厄介な状態に愚痴を漏らす暇もない。見れば、視線の先では改めて鳥かごを振りかぶり直したお姫様、今度こそ城司を叩き潰すべく鳥籠を投げつけてくる。


『アアアアアアアアアッッッレェェェェェェェッッッ――!!』


 正面から迫る鳥籠の一撃。しかもその中には先ほど鳥籠が貪り食っていたコンクリートがたっぷりと詰まっている。

 先ほど正面から受け止めた時よりも、さらに重さを増したその攻撃に、城司は今度は先ほどと同じ手段では受け止めきれないと判断した。


「【鉄壁防盾ランパートシールド】――!!」


 展開するのは、自身が誇る最大防御の盾。

 堅牢な盾でありながら、魔力で出来ているせいかうっすらと向こう側が見えるその盾の向こうの迫る鳥籠を見定めて、城司は激突の瞬間に追加の魔法を発動させる。


「【防盾砲弾シールドブリット】――!!」


 激しい激突音と共に、鳥かごと防壁が激突する。

 【鉄壁防盾ランパートシールド】を媒体にして行った【爆発反撃砲盾リアクティブブリット】が敵からの超重量攻撃と正面から激突し、拮抗した力の激突によって巨大な運動エネルギーが相殺される。

 さらに――。


「【迫撃】――!!」


 ダメ押しの一撃。盾越しに鳥かごへと衝撃を叩き込み、城司は迫っていた鳥かごの一撃をどうにか弾き、押し返す。

 だが城司が全力を持って防御したその攻撃も、敵にとっては強化を重ねた結果とはいえ通常攻撃だ。

 跳ね返された鳥籠がすぐさま鎖に引かれる形で振り回され、お姫様の真上で音を立てて回った後、今度は真上から叩きつけるような動きで城司の元へと降って来る。


 重く、硬く、重力すら味方につけた、恐らくはこれまで以上の威力を持つ最大の一撃。


「――【――防盾シールド】」


 迫撃を撃った直後、息すら吐き出しきった故の擦れるような声で術名を唱え、それによって城司の体から発せられた魔力がドーム状の壁となる。

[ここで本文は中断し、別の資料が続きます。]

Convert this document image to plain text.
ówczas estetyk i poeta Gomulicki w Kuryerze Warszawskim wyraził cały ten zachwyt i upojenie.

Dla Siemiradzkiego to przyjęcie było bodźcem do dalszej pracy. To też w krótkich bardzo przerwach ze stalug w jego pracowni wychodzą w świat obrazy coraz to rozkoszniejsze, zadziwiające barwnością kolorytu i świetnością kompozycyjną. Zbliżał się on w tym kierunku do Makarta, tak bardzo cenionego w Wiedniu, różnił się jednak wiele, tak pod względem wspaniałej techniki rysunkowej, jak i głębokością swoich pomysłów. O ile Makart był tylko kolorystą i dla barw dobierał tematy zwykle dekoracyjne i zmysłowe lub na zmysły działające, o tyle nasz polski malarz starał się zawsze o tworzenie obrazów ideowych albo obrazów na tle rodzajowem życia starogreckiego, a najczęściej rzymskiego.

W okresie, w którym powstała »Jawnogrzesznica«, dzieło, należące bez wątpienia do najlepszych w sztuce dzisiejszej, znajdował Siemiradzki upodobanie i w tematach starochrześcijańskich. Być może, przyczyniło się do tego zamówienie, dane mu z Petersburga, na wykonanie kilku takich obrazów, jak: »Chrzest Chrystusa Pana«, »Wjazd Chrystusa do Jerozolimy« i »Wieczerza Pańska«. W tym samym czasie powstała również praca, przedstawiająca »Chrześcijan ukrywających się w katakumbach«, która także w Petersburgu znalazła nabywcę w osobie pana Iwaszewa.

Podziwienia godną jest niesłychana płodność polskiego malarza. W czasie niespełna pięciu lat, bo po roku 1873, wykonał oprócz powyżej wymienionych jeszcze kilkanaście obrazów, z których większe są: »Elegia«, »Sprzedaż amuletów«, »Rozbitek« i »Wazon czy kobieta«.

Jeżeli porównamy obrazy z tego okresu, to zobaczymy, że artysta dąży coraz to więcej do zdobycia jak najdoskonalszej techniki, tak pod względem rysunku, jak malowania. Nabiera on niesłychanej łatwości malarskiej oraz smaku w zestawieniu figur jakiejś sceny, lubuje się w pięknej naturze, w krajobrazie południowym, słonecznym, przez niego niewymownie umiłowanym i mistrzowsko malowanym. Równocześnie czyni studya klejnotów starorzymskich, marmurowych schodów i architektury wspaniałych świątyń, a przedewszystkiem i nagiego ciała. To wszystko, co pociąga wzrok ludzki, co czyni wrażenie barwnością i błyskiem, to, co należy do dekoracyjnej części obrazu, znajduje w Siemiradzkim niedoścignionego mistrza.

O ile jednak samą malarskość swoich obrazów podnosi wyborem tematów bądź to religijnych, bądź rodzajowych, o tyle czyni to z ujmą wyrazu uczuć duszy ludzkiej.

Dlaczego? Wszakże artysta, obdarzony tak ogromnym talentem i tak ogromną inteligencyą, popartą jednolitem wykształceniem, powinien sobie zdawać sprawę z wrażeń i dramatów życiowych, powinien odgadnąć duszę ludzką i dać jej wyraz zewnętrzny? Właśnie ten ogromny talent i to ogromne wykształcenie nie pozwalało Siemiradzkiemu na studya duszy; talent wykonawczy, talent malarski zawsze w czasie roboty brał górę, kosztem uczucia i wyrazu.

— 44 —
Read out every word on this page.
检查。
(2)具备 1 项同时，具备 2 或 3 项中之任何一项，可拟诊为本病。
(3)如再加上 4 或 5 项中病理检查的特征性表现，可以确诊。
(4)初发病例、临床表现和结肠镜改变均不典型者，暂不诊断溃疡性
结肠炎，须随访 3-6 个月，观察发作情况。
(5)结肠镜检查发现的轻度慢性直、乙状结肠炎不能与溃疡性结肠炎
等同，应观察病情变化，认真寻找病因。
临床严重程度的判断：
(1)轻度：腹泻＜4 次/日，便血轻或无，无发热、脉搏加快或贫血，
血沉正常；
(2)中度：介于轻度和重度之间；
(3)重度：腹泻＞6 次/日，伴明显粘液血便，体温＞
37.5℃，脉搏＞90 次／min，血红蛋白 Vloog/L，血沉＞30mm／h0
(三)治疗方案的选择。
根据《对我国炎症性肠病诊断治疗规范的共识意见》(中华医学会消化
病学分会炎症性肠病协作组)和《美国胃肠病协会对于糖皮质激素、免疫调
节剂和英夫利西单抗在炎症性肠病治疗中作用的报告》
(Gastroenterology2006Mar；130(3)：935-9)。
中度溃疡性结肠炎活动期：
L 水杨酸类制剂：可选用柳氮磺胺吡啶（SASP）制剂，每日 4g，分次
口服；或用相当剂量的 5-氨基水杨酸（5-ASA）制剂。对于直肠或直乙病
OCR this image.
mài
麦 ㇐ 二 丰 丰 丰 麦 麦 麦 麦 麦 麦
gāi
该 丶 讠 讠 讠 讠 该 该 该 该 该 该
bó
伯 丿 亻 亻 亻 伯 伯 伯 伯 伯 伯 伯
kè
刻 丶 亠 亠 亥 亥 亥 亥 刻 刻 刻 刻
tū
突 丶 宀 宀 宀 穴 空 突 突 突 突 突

 先ほど展開した【鉄壁防盾ランパートシールド】と比べれば見る影もない脆弱な守り。

 案の定、上からたたきつけられたその攻撃に、ドーム状のシールドは大きくひしゃげて凹み、城司の頭上の手前まで超重量の鳥籠が迫って来る。


 ただしそのシールドは、これまでのシールドのように一切“ひび割れることがない”。


「――待っていたぜ、その一撃を――!! テメェと後ろの奴らが一直線になるこの位置で、テメェが真上からそいつを叩きつけてくるその瞬間を――!!」


 最初からこの手段を狙っていたかと言われればそう言うわけではない。だが一方で、城司は常にこの反撃手段を己の念頭に置いていた。

 念頭に置いて、だからこの場所でこの魔法を発動させた。

 敵の前衛と後衛が一直線になるこの場所で、こと打撃に対して圧倒的な反撃能力を持つこの魔法を。


「弾き返せッ、【弾力防盾バウンドシールド】――!!」


 瞬間、まるでつぶしていたゴムボールが元に戻るかのように、ひしゃげていたシールドが元へと戻り、それによって叩きつけられていた鳥かごが大きく上へと弾け飛んだ。